Aucune réserve n’est enregistrée à la suite des résultats. Mais seulement, l’on note l’effet d’une douche froide chez les perdants. Un silence de mort. Les uns assis à même le sol, visiblement fatigués et dépassés par les circonstances, se sont mis debout. Hélas! Pas de chance! Bozizé gagne à Yaoundé. D’autres revoient leurs notes, sans trouver matière à contestation. Du coup, un cri de joie jaillit de la dizaine des représentants de Bozizé. «Confirmation! Confirmation. Le travail paie. Salues-moi. Ce sera comme ça partout» lance un jeune homme dans la petite foule. Il tend la main à ses camarades du parti Kwa na Kwa, avant d’être interrompu par les superviseurs. «Non! Non! C’est qui ça? Taisez-vous là-bas. Les représentants n’ont pas encore signé… Laissez nous travailler», réplique le deuxième vice – président de la CEI, sous un ton gendarme. Débordant d’émotion, un autre partisan du Kwa na Kwa répond au téléphone «Allô! Allô! Ah! Oui. C’est clair. Les autres n’ont rien vu. Nous avons gagné avec plus de 60%.» Il est à son tour rappelé à l’ordre. Pas besoin de festoyer. Car malgré le calme relatif, une atmosphère de suspicion règne. Il y a une forte présence policière. Ce n’est pas tout le monde qui parle. Tous les gestes sont surveillés. Seules les autorités et forces de l’ordre sont au téléphone.

 


© Integrations
2 092 électeurs étaient inscrits sur les listes électorales. 868 personnes ont voté. Petite curiosité sur la plupart des 14 bulletins nuls. Certains étaient soit déchirés au niveau de la photo des candidats sur le bulletin, soit cachetés dans tous les carreaux, alors que le choix consistait à mettre du cachet dans un carré réservé à côté de la photo du candidat choisi. En effet, le bulletin de vote est un document sur lequel les photos de tous les candidats sont alignées. Chaque photo est suivie d’un espace réservé au cachet.

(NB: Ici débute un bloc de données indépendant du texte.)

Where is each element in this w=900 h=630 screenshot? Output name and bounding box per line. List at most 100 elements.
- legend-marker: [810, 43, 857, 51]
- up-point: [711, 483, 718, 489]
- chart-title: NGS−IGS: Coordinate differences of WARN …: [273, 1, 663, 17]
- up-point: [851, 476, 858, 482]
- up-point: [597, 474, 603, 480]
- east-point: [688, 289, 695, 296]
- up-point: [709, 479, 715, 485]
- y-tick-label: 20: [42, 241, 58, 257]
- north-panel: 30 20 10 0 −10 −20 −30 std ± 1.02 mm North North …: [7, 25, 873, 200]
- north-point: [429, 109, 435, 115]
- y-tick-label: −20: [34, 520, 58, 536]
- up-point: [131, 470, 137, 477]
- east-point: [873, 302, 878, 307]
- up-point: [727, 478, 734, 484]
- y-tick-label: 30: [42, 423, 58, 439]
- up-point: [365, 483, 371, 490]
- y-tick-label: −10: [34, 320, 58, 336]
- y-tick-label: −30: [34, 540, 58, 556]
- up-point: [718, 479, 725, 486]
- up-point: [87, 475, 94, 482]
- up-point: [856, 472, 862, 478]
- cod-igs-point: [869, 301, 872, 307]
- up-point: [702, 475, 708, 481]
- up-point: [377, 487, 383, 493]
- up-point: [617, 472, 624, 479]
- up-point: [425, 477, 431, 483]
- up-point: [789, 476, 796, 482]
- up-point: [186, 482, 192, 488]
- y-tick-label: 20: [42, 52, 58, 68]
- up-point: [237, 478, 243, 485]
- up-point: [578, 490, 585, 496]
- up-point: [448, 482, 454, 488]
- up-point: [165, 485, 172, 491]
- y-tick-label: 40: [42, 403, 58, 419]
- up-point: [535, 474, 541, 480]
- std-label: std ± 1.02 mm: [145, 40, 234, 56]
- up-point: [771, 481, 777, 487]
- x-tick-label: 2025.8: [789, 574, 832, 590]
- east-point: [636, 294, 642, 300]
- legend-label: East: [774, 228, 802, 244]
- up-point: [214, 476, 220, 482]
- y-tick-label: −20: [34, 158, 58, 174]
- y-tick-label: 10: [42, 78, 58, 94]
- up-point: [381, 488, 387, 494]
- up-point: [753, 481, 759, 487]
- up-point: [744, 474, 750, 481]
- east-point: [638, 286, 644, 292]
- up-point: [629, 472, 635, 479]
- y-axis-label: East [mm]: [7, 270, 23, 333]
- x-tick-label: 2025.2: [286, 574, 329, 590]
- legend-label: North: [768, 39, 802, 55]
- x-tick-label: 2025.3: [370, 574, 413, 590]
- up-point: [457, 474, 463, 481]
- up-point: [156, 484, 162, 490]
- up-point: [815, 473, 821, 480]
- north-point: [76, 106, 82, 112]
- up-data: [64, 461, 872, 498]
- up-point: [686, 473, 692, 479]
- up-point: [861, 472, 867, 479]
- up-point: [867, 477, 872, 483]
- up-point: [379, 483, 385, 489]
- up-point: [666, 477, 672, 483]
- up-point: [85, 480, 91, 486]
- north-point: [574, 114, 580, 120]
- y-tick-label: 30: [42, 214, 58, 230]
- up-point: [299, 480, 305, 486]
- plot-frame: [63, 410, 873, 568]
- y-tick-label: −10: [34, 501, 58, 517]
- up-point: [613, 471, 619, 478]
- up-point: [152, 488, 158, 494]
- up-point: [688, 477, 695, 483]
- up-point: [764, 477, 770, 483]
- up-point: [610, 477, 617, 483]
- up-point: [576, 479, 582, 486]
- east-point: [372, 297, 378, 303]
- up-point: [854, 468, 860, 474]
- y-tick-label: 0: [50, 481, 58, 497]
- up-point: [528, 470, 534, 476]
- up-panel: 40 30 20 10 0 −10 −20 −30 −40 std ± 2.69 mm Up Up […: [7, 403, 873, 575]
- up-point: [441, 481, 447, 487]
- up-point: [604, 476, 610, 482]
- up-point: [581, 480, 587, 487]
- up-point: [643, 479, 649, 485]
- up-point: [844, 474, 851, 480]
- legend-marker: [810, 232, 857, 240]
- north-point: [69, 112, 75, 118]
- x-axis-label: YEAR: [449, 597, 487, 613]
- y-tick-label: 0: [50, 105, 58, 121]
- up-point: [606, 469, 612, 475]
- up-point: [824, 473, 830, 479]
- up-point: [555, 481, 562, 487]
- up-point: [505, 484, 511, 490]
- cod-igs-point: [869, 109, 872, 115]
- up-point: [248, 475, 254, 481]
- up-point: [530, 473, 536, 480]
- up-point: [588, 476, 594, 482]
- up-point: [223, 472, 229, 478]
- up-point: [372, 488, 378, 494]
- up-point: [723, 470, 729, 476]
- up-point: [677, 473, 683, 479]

Election sous haute surveillance policière
Il faut avoir un statut particulier pour accéder à l’ambassade de la République centrafricaine, ce dimanche de vote. Depuis le début des opérations électorales, la circulation dans la rue conduisant au lieu de vote est conjointement régulée par les éléments de la compagnie de sécurisation des diplomates, la police et une équipe de sécurité mise en place par les organisateurs de l’élection. Deux véhicules respectivement immatriculés SN 4012 et SN 4049 sont garés pour la circonstance. Les électeurs ayant accompli leur devoir sont dirigés à l’extérieur, puis un peu plus loin de la chancellerie. Ils sont contrains de quitter les lieux, «pour revenir après le dépouillement». On assiste au spectacle d’échanges de mots entre policiers et centrafricains: «C’est notre élection. On vous appelle pour assurer notre sécurité Et non pour nous chasser. Vous voulez qu’on s’asseye où?» Lance un jeune homme aux forces de l’ordre. Et le Sango, l’une des langues parlées en RCA se fait entendre. Des gestes violents conduisent parfois à des altercations entre frères Centrafricains. Mais il n’y a pas d’affrontement physique. À 17h 40, alors que les bureaux de vote sont fermés et le dépouillement est attendu, un autre véhicule de la police immatriculé SN 3964arrive. Le renfort est assuré. Et les policiers expliquent leur action: «On ne vous chasse pas. Nous avons eu des ordres de la plus haute hiérarchie de la police camerounaise. Aidez-nous à assurer votre sécurité.si vous n’écoutez pas, on va passer à l’étape supérieure.» Jusque là, de nombreux centrafricains n’ont pas abandonné les lieux. Ils rodent dans le secteur. Certains tuent le temps en faisant des cent pas jusqu’au lieu-dit Vallée Nlongkak. D’autres attendent en fumant des cigarettes.